Leslie J. Schoenfield, MD, PhD
Dr. Schoenfield served as associate professor of medicine and consultant in gastroenterology on the faculty of the Mayo Clinic for seven years. He became a professor of medicine in residence at UCLA from 1972 to 1999 (now emeritus). He was the director of gastroenterology at Cedars-Sinai Medical Center in Los Angeles for 25 years, where he received the chief resident's teaching award, the president's award, and the pioneer of medicine award.
What is electroconvulsive therapy (ECT)?
During the ECT procedure, an electric current is passed through the patient's brain to produce controlled convulsions (seizures).
Why is electroconvulsive therapy (ECT) performed?
ECT is a useful psychiatric therapy for certain patients with mental disorders, such as significant depression, particularly for those who cannot take or are not responding to antidepressants, suffer from severe depression, or are at a high risk for suicide.

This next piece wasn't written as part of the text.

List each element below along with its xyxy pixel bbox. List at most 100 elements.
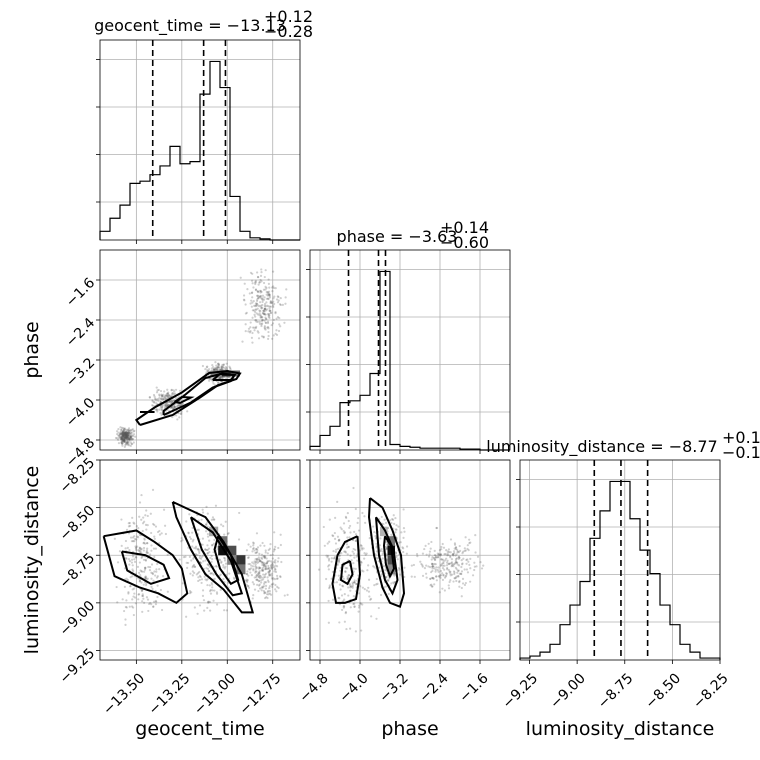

ECT often is effective in cases where antidepressant medications do not provide sufficient relief of symptoms.
How does electroconvulsive therapy (ECT) work?
Electroconvulsive therapy is a medical procedure that probably works by a massive neurochemical release in the brain due to the controlled seizure. Highly effective, ECT relieves depression within one to two weeks after beginning treatments. After a course of ECT, some patients will continue to have maintenance ECT, while others will return to or continue antidepressant medications.